$|\langle f, \chi _B \rangle | \leq A \mu (B)$ for all $B \in \mathcal B$ implies $f \in L^\infty$

Question

Let $(X, \mathcal B, \mu)$ be a probability space, $f \in L^2 _\mu$.

Assume $|\langle f, \chi _B \rangle | \leq A \mu (B)$ for all $B \in \mathcal B$ and some $A \in \mathbb R$.

I want to prove that $\lVert f \rVert _\infty \leq A$.

This is just stated in a proof without justification, so it should be a one-liner.

We cannot choose $B$ to be the set of points where $f$ attains its essential supremum, as it can even be empty. How can we bound the inner product "from the correct direction"?

If we bound the inner product from the wrong direction we get $|\langle f, \chi _B \rangle | \leq \intop |f| \chi_B d\mu \leq \mu(B) \intop |f| d\mu $ Which is slightly suggestive for why the result makes sense.

Answer 1

Suppose $f\not\in L^\infty$. Then wlog $\forall n\in\Bbb N: \mu(B_n) = \mu(\{x\in X:f(x)\ge n\})> 0$. Now: $$A\mu(B_n)\ge\int_X f\chi_{B_n}\ge n\mu(B_n)\implies A\ge n.$$ For the inequality: suppose $\| f\|_\infty = A+\epsilon$, $\epsilon > 0$. Then, wlog $\mu(B) = \mu(\{x\in X:f(x)\ge A + \epsilon/2\})> 0$, and: $$A\mu(B)\ge\int_X f\chi_{B}\ge (A + \epsilon/2)\mu(B)\implies A\ge A + \epsilon/2,$$ contradiction.

Answer 2

So $|\left<f,\varphi\right>|=\left|\left<f,\displaystyle\sum a_{i}\chi_{A_{i}}\right>\right|=\left|\displaystyle\sum a_{i}\left<f,\chi_{A_{i}}\right>\right|\leq\displaystyle\sum|a_{i}||\left<f,\chi_{A_{i}}\right>|\leq A\|\varphi\|_{L^{1}}$ for simple function $f$ in the representation that $f=\displaystyle\sum a_{i}\chi_{A_{i}}$, where $(A_{i})$ is a disjoint sequence.
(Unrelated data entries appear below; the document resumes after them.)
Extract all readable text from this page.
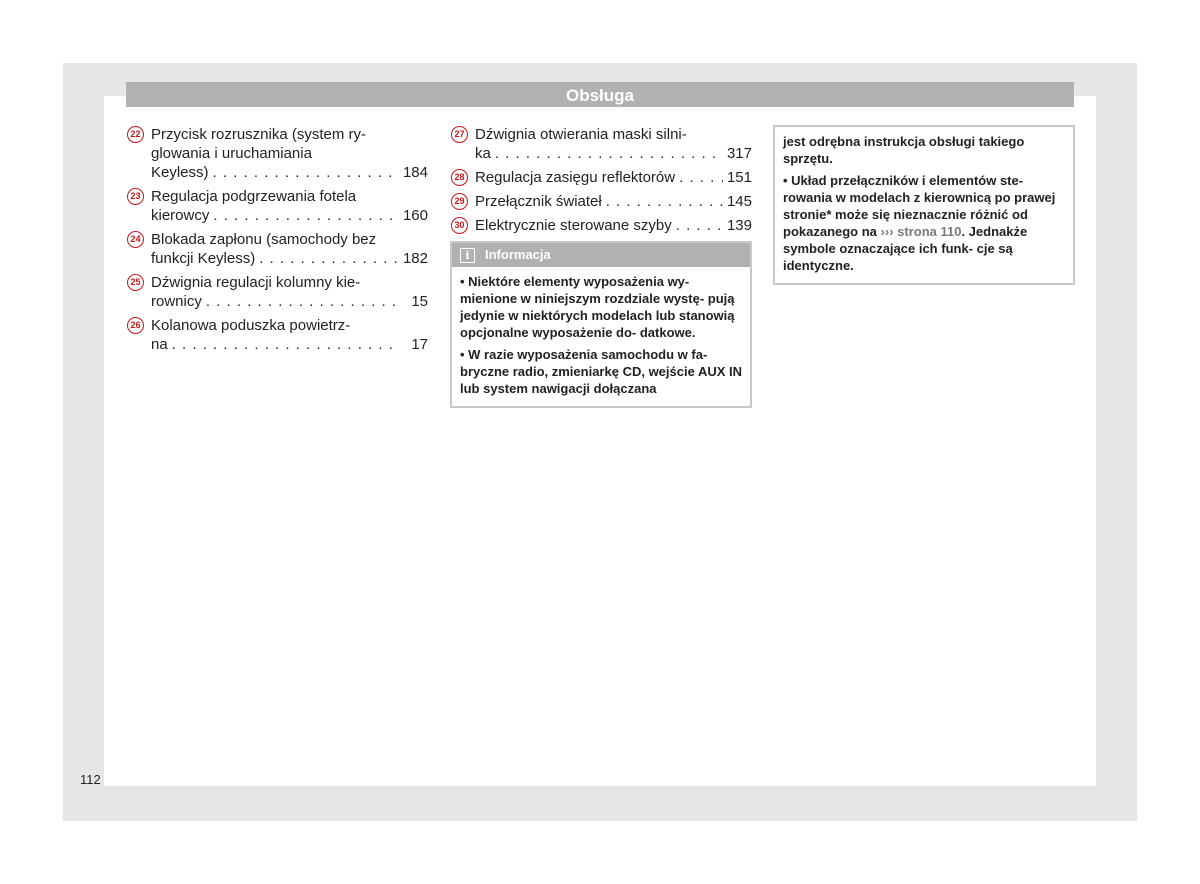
Obsługa
22 Przycisk rozrusznika (system ry-
glowania i uruchamiania
Keyless) . . .	184
23 Regulacja podgrzewania fotela
kierowcy . . .	160
24 Blokada zapłonu (samochody bez
funkcji Keyless) . . .	182
25 Dźwignia regulacji kolumny kie-
rownicy . . .	15
26 Kolanowa poduszka powietrz-
na . . .	17
27 Dźwignia otwierania maski silni-
ka . . .	317
28 Regulacja zasięgu reflektorów . . .	151
29 Przełącznik świateł . . .	145
30 Elektrycznie sterowane szyby . . .	139
i	Informacja

• Niektóre elementy wyposażenia wy- mienione w niniejszym rozdziale wystę- pują jedynie w niektórych modelach lub stanowią opcjonalne wyposażenie do- datkowe.

• W razie wyposażenia samochodu w fa- bryczne radio, zmieniarkę CD, wejście AUX IN lub system nawigacji dołączana

jest odrębna instrukcja obsługi takiego sprzętu.

• Układ przełączników i elementów ste- rowania w modelach z kierownicą po prawej stronie* może się nieznacznie różnić od pokazanego na ››› strona 110. Jednakże symbole oznaczające ich funk- cje są identyczne.

112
For $g\in L^{1}$, choose a sequence of simple functions $(\varphi_{n})$ such that $\varphi_{n}\rightarrow g$ a.e. and $\varphi_{n}\rightarrow g$ in $L^{1}$, then Fatou's Lemma gives $|\left<f,g\right>|\leq\liminf|\left<f,\varphi_{n}\right>|\leq A\liminf\|\varphi_{n}\|_{L^{1}}=A\|g\|$.

Now use the formula that $\|f\|_{L^{\infty}}=\sup\{|\left<f,g\right>|: g\in L^{1},~\|g\|_{L^{1}}\leq 1\}$ to conclude.

Note that here we have the finite measure space, so the formula regarding $\|\cdot\|_{L^{\infty}}$ holds.